We studied the corpus annotation guidelines, individual cell line annotations and annotation statistics (e.g. most frequently annotated strings) to assess qualitative differences among the corpora. We observed a number of systematic differences in the annotation, the most apparent relating to specificity constraints, the distinction between names and other mentions, and the extent of annotated spans. This section briefly presents the primary findings of this evaluation. The specificity of annotated mentions, i.e. the degree to which a mention identifies a specific entity as opposed to a general category of entities, is closely related to the feasibility of normalizing mentions to external database resources. Mentions such as ‘MCF-7’ and ‘CHO’ that can be unambiguously linked to particular cell lines in external resources are considered specific cell line name mentions. These are the primary target of our study. By contrast, mentions such as ‘T cell line’ and ‘human monocytic cell line’ cannot be unambiguously linked to unique identifiers, and are thus insufficiently specific to qualify as cell line names in our task definition (Section 2.1). To quantify the specificity of cell line annotations in the corpora, we used approximate matching criteria (Section 2.3.1) to match each annotated string against the cell line dictionary. The results show that the JNLPBA corpus contains the smallest portion of specific mentions (45%), compared to CellFinder (67%) and Gellus (79%). The newly introduced Gellus corpus only marks the minimal span of specific established individual cell lines or cell line categories, while the JNLPBA annotation includes head nouns and various premodifiers. While most of the CellFinder cell line annotations are minimal, the corpus annotation contains a small mix of longer spans, likely resulting in part from the annotation merging. Note that for CellFinder, instances of annotation overlap were resolved by eliminating nested annotations (Section 2.2.3). Table 1 summarizes the general characteristics of the corpora and selected overall statistics. In terms of the size of cell line annotations and unique strings, JNLPBA contains the largest number of annotations as well as unique strings, followed by the Gellus and CellFinder corpora. Both JNLPBA and CellFinder are specific to particular domains, while Gellus is a mixture of randomly selected articles and articles specifically selected for relevance to cancer genetics.

Table 1.

Qualitative comparison of three corpora on different criteria

	Corpus
Characteristics	CellFinder_cl*	JNLPBA_cl	Gellus
Annotation diversity**	17.10% (66/386)	58.38% (2528/4330)	32.31% (210/650)
Document size	10 full-texts	2404 abstracts	1212 documents***
Annotation span	excl. head nouns	incl. head nouns	excl. head nouns
Domain	Embryonic stem cells	blood transcription factors	random + cancer
Cell line definition	Specific	Specific + Generic	Specific
Normalized cell lines (%)	66.84 (258/386)	45.24 (1959/4330)	79.38 (516/650)

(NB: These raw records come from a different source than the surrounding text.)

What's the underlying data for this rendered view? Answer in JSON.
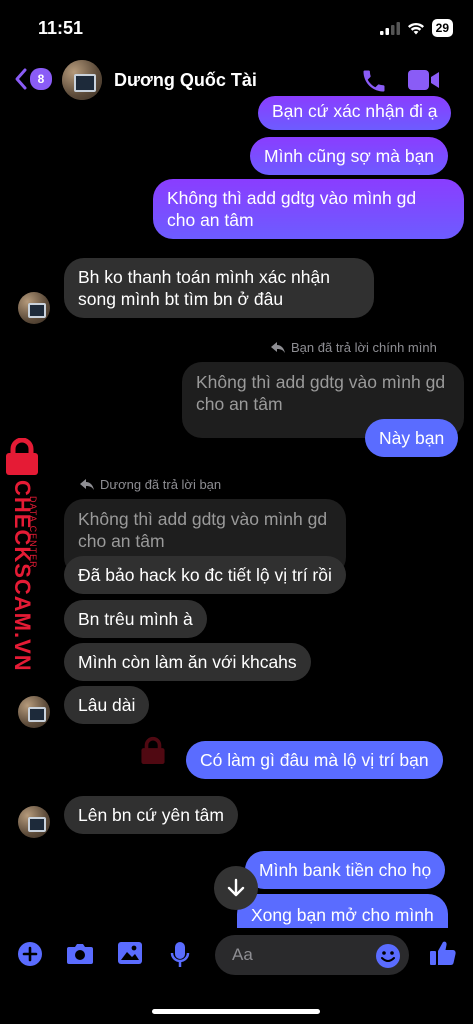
{
  "status": {
    "time": "11:51",
    "battery": "29",
    "signal_icon": "signal-icon",
    "wifi_icon": "wifi-icon"
  },
  "header": {
    "back_count": "8",
    "contact_name": "Dương Quốc Tài",
    "call_icon": "phone-icon",
    "video_icon": "video-call-icon"
  },
  "messages": {
    "m1": "Bạn cứ xác nhận đi ạ",
    "m2": "Mình cũng sợ mà bạn",
    "m3_l1": "Không thì add gdtg vào mình gd",
    "m3_l2": "cho an tâm",
    "m4_l1": "Bh ko thanh toán mình xác nhận",
    "m4_l2": "song mình bt tìm bn ở đâu",
    "reply_note_1": "Bạn đã trả lời chính mình",
    "quote1_l1": "Không thì add gdtg vào mình gd",
    "quote1_l2": "cho an tâm",
    "m5": "Này bạn",
    "reply_note_2": "Dương đã trả lời bạn",
    "quote2_l1": "Không thì add gdtg vào mình gd",
    "quote2_l2": "cho an tâm",
    "m6": "Đã bảo hack ko đc tiết lộ vị trí rồi",
    "m7": "Bn trêu mình à",
    "m8": "Mình còn làm ăn với khcahs",
    "m9": "Lâu dài",
    "m10": "Có làm gì đâu mà lộ vị trí bạn",
    "m11": "Lên bn cứ yên tâm",
    "m12": "Mình bank tiền cho họ",
    "m13": "Xong bạn mở cho mình"
  },
  "watermark": {
    "brand": "CHECKSCAM.VN",
    "sub": "DATA CENTER"
  },
  "composer": {
    "placeholder": "Aa"
  },
  "colors": {
    "accent": "#8a5cf6",
    "incoming": "#303030",
    "outgoing_blue": "#5a6cff",
    "watermark": "#e51b35"
  }
}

*The statistics of cell line section of the derived corpus are slightly different from the original one.

**This represents the number of unique strings per number of mentions.

***The corpus consists of 300 PubMed abstracts and extracts from 912 PMC full text documents.

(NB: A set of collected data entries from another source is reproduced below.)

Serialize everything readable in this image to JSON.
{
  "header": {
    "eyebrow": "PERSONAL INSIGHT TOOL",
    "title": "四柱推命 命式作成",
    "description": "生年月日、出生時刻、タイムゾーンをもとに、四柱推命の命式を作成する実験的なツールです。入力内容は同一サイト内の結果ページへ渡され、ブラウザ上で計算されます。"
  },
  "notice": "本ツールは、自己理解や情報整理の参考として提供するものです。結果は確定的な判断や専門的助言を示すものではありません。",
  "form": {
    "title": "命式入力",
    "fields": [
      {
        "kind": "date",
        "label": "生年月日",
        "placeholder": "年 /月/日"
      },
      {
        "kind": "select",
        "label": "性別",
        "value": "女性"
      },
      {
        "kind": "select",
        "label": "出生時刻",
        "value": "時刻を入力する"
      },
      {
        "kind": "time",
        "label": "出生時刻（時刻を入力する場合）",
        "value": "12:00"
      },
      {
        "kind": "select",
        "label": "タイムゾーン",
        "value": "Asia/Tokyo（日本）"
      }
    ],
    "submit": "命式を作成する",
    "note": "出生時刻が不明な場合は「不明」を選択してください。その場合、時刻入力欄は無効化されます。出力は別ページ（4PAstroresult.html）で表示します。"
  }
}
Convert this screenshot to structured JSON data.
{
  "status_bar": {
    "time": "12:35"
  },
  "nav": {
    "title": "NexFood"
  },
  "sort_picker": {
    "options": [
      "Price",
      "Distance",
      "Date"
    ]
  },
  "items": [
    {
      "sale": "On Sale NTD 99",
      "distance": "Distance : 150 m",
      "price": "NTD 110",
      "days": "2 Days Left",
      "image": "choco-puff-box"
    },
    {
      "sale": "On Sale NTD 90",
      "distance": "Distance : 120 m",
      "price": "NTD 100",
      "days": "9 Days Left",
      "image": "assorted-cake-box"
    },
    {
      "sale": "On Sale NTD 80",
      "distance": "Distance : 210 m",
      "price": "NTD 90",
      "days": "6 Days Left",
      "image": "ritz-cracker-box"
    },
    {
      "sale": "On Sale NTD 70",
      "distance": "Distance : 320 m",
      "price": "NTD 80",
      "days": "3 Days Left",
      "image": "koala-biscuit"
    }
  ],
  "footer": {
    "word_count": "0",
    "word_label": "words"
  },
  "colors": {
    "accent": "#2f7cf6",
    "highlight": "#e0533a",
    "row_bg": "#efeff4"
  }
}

Qualitative comparison of three corpora on different criteria *The statistics of cell line section of the derived corpus are slightly different from the original one. **This represents the number of unique strings per number of mentions. ***The corpus consists of 300 PubMed abstracts and extracts from 912 PMC full text documents.

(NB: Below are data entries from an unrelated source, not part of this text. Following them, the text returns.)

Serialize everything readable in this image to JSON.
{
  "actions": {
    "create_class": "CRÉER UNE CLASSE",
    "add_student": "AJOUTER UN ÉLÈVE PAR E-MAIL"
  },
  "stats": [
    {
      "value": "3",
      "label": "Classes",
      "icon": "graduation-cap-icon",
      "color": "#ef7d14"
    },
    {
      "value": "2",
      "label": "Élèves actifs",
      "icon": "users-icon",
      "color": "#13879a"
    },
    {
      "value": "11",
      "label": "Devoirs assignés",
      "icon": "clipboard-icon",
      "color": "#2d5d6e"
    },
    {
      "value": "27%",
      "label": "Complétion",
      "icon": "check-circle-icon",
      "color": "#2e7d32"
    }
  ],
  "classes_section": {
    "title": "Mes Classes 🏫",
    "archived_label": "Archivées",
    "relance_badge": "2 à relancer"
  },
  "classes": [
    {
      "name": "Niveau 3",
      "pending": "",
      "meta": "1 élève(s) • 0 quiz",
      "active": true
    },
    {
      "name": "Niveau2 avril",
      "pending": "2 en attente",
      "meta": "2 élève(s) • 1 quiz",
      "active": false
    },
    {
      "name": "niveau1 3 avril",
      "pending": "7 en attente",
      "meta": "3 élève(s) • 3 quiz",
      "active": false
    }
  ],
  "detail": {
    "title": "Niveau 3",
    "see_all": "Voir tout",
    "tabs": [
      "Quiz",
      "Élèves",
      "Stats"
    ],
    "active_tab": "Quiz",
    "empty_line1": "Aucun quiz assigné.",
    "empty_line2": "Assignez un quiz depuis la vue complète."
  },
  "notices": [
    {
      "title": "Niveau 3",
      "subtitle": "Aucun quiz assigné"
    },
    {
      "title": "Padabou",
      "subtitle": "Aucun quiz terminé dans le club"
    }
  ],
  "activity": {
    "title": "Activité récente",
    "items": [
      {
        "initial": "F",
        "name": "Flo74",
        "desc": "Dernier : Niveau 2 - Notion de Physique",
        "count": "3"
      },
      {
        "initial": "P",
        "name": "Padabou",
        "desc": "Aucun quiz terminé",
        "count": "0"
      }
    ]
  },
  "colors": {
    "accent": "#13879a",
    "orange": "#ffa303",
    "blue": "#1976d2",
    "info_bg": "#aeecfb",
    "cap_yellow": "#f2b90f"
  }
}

3.2 Comparative evaluation

We evaluated the performance of the cell line taggers on the held-out test sets of the three corpora, JNLPBA (Section 2.2.2), CellFinder (Section 2.2.3) and Gellus (Section 2.2.4). The results are summarized in Table 2.

Table 2.

Comparison of performance across different corpora for the overlap matching criterion

		Test corpus (Precision/Recall/F-score)
Tool	Train corpus	JNLPBA_cl	CellFinder_cl	Gellus
Dictionary (approximate)	N/A	19.83/44.60/27.45	36.47/79.59/50.02	13.76/92.74/23.96
Dictionary (exact)	N/A	54.14/42.40/47.56	74.84/76.87/75.84	55.46/86.59/67.61
GENIA tagger	JNLPBA	66.92/69.80/68.33	20.00/23.13/21.45	40.50/55.87/46.96
ABNER	JNLPBA	65.27/70.80/67.92	22.88/25.17/23.97	39.91/52.51/45.36
Gimli	JNLPBA	71.69/68.40/70.01	32.35/23.81/27.43	42.86/43.02/42.94
NERsuite	JNLPBA_cl	57.60/76.40/65.68	15.71/39.46/22.47	27.72/63.69/38.63
NERsuite + dict	JNLPBA_cl	63.45/76.60/69.41	30.48/63.95/41.29	37.65/72.07/49.46
NERsuite	CellFinder_cl	31.99/23.00/26.76	54.71/81.63/65.51	30.13/37.43/33.39
NERsuite + dict	CellFinder_cl	60.13/33.80/43.27	85.91/87.07/86.49	72.40/74.30/73.34
NERsuite	Gellus	73.16/31.00/43.55	51.85/28.57/36.84	79.39/71.51/75.25
NERsuite + dict	Gellus	73.81/41.80/53.37	89.43/74.83/81.48	91.67/85.47/88.46

The numbers displayed in bold font represent the best performing systems for each test corpus. (Note that the evaluation on ABNER, GENIA tagger and Gimli was done with provided models solely trained on the original JNLPBA training data).

Comparison of performance across different corpora for the overlap matching criterion The numbers displayed in bold font represent the best performing systems for each test corpus. (Note that the evaluation on ABNER, GENIA tagger and Gimli was done with provided models solely trained on the original JNLPBA training data). As ABNER, GENIA Tagger and Gimli are trained on the JNLPBA corpus, we focus initially on the tagging results on the JNLPBA data set. As shown in Table 2, all tools reach similar -scores (66–70%), ranking from highest to lowest in the order Gimli, NERsuite+dict, Genia Tagger, ABNER and NERsuite. Though the tools achieve similar -scores, they differ more in terms of the precision/recall balance. Gimli obtains the highest precision, while NERsuite+dict achieves the best recall. All taggers considerably outperform dictionary matching on the JNLPBA corpus. Next we consider the cross-corpus performance of the tools. All taggers trained on JNLPBA perform worse on CellFinder and Gellus than the dictionary method, which achieves comparatively high performance with exact matching. Remarkably high recall (>90%) is observed on the Gellus corpus with the approximate matching dictionary approach, but this inevitably comes with significantly lower precision (<15%) as a trade-off. These results support the observation of the qualitative analysis (Section 3.1) that the annotation scope of JNLPBA differs notably from that of the other two corpora in including also non-specific mentions. Focusing on NERsuite, dictionary features improve the performance of the tool on all tested corpora. A moderate improvement in -score is attained on JNLPBA (<4 p.p.), and very notable increases are observed on the CellFinder (>16 p.p.) and Gellus (>20 p.p.) corpora. The difference in the increase in performance is also likely to be related to the proportion of annotated cell lines that can be linked to the dictionary, as discussed previously (Section 3.1).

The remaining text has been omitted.